In Saturday's article Mr Blair said that he had realised during a visit to Moss Side in Manchester that while regeneration had improved the area and residents wanted to live there, "a small minority of out-of-control children and families still caused a huge problem, leeching into drugs and gangs".


He said Mr Cameron's argument that anti-social behaviour (ASB) laws had been counter-productive because they took responsibility away from people and put it in the hands of the state, was also "misguided".

"It's not the state that is using them, it is local communities, and where used, they make a real difference," Mr Blair said.

He said measures should be added to the ASB laws that would target "failing" families early even before offences had been committed or they had "become a menace".

"Instead of years with social services trying and failing to persuade them to change, those families... need to be made to change," he wrote.

"It is very tough.
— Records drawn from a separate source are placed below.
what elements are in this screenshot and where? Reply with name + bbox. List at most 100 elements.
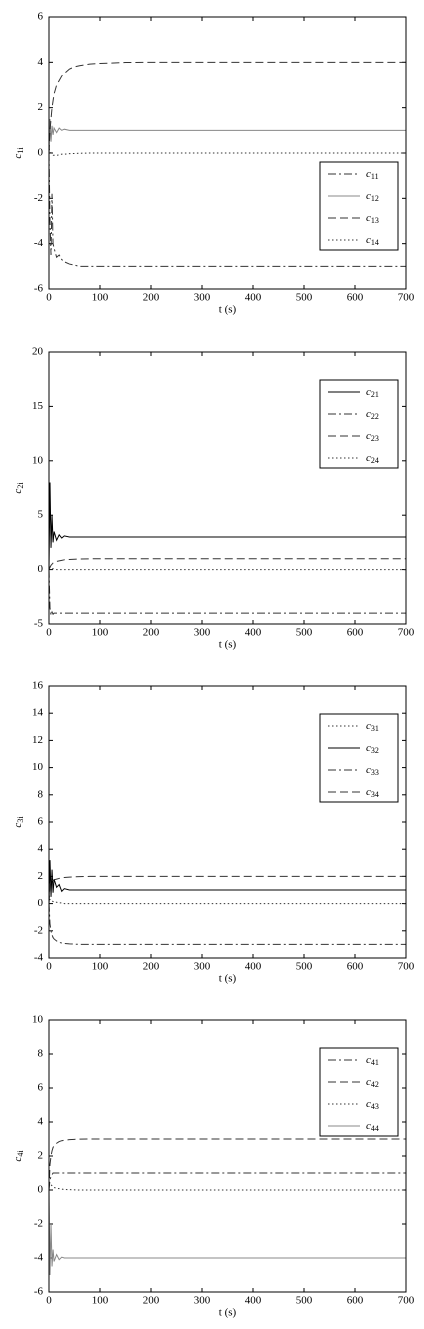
y-axis-label: c2i [12,482,25,494]
x-tick-label: 200 [143,961,160,973]
x-tick-label: 500 [296,961,313,973]
legend-label: c11 [366,168,379,181]
x-tick-label: 0 [46,1295,52,1307]
y-tick-label: 10 [32,1014,44,1026]
y-tick-label: 10 [32,454,44,466]
series-line [48,1138,406,1191]
series-line [48,903,406,945]
x-tick-label: 600 [347,627,364,639]
x-tick-label: 100 [92,1295,109,1307]
legend-label: c32 [366,742,379,755]
y-tick-label: 10 [32,761,44,773]
legend-label: c23 [366,430,379,443]
series-line [48,1172,406,1191]
y-tick-label: 15 [32,400,44,412]
series-line [48,61,406,154]
x-axis-label: t (s) [219,304,237,316]
x-tick-label: 0 [46,961,52,973]
x-tick-label: 300 [194,292,211,304]
y-tick-label: 5 [38,509,44,521]
series-line [48,1181,406,1191]
legend-label: c14 [366,234,379,247]
y-tick-label: 2 [38,1150,44,1162]
y-axis-label: c1i [12,147,25,159]
x-tick-label: 500 [296,292,313,304]
y-tick-label: -5 [34,618,44,630]
x-tick-label: 500 [296,627,313,639]
x-axis-label: t (s) [219,1307,237,1319]
y-tick-label: -2 [34,1218,43,1230]
x-tick-label: 100 [92,292,109,304]
legend-box [319,379,399,469]
x-tick-label: 700 [398,961,415,973]
y-tick-label: -2 [34,192,43,204]
series-line [48,558,406,570]
legend-label: c24 [366,452,379,465]
legend-box [319,161,399,251]
y-axis-label: c4i [12,1150,25,1162]
legend-label: c13 [366,212,379,225]
legend-box [319,1047,399,1137]
y-tick-label: 0 [38,1184,44,1196]
legend-label: c12 [366,190,379,203]
y-tick-label: -6 [34,1286,44,1298]
x-tick-label: 700 [398,1295,415,1307]
x-tick-label: 300 [194,961,211,973]
series-line [48,565,406,571]
series-line [48,1189,406,1276]
y-tick-label: 4 [38,1116,44,1128]
series-line [48,569,406,616]
legend-label: c21 [366,386,379,399]
y-tick-label: -6 [34,283,44,295]
series-line [48,152,406,267]
y-tick-label: 6 [38,11,44,23]
series-line [48,118,406,154]
x-tick-label: 400 [245,292,262,304]
legend-label: c31 [366,720,379,733]
x-tick-label: 0 [46,292,52,304]
y-tick-label: 20 [32,346,44,358]
legend-label: c44 [366,1120,379,1133]
y-tick-label: 4 [38,843,44,855]
x-tick-label: 600 [347,961,364,973]
legend-label: c43 [366,1098,379,1111]
y-tick-label: 6 [38,1082,44,1094]
x-axis-label: t (s) [219,639,237,651]
plot-frame [48,16,407,290]
plot-frame [48,351,407,625]
x-tick-label: 600 [347,292,364,304]
series-line [48,860,406,904]
plot-frame [48,685,407,959]
x-tick-label: 400 [245,627,262,639]
y-tick-label: 12 [32,734,43,746]
series-line [48,875,406,904]
plot-frame [48,1019,407,1293]
x-tick-label: 100 [92,627,109,639]
legend-label: c33 [366,764,379,777]
series-line [48,148,406,156]
x-tick-label: 200 [143,627,160,639]
y-tick-label: 16 [32,680,44,692]
y-tick-label: 8 [38,788,44,800]
x-tick-label: 200 [143,1295,160,1307]
x-tick-label: 200 [143,292,160,304]
legend-label: c42 [366,1076,379,1089]
legend-box [319,713,399,803]
x-tick-label: 400 [245,1295,262,1307]
y-tick-label: 0 [38,147,44,159]
x-tick-label: 700 [398,627,415,639]
x-tick-label: 600 [347,1295,364,1307]
y-tick-label: -4 [34,1252,44,1264]
y-tick-label: 6 [38,816,44,828]
y-tick-label: 0 [38,563,44,575]
x-tick-label: 300 [194,627,211,639]
legend-label: c22 [366,408,379,421]
y-tick-label: 0 [38,897,44,909]
y-tick-label: -4 [34,952,44,964]
x-tick-label: 500 [296,1295,313,1307]
y-tick-label: 14 [32,707,44,719]
y-tick-label: -2 [34,924,43,936]
x-tick-label: 100 [92,961,109,973]
legend-label: c34 [366,786,379,799]
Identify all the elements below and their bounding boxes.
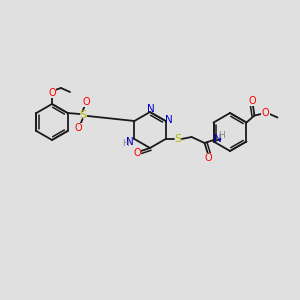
Text: O: O	[249, 95, 256, 106]
Text: S: S	[174, 134, 181, 144]
Text: O: O	[205, 153, 212, 163]
Text: H: H	[122, 140, 129, 148]
Text: N: N	[125, 137, 133, 147]
Text: N: N	[147, 104, 155, 114]
Text: O: O	[133, 148, 141, 158]
Text: S: S	[79, 110, 86, 120]
Text: N: N	[214, 134, 221, 144]
Text: H: H	[218, 130, 225, 140]
Text: O: O	[262, 109, 269, 118]
Text: N: N	[165, 115, 172, 125]
Text: O: O	[83, 97, 90, 107]
Text: O: O	[48, 88, 56, 98]
Text: O: O	[75, 123, 83, 133]
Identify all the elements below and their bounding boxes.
It is intrusive...but, for some of these families and their children, a nanny state is what they need - for their sake as much as for ours."

However, Mr Davis said Mr Blair had failed to do "anything effective" about his original calls to be 'tough on crime and the causes of crime'".

"It is no consolation to the relatives and the loved ones of those who have been assaulted, injured or even murdered on the streets of our cities to present their tragedies as unrepresentative dysfunctional episodes," he said.

"Indeed, it is a betrayal of their trust not to look at the causes of crime as he quite properly highlighted 15 years ago."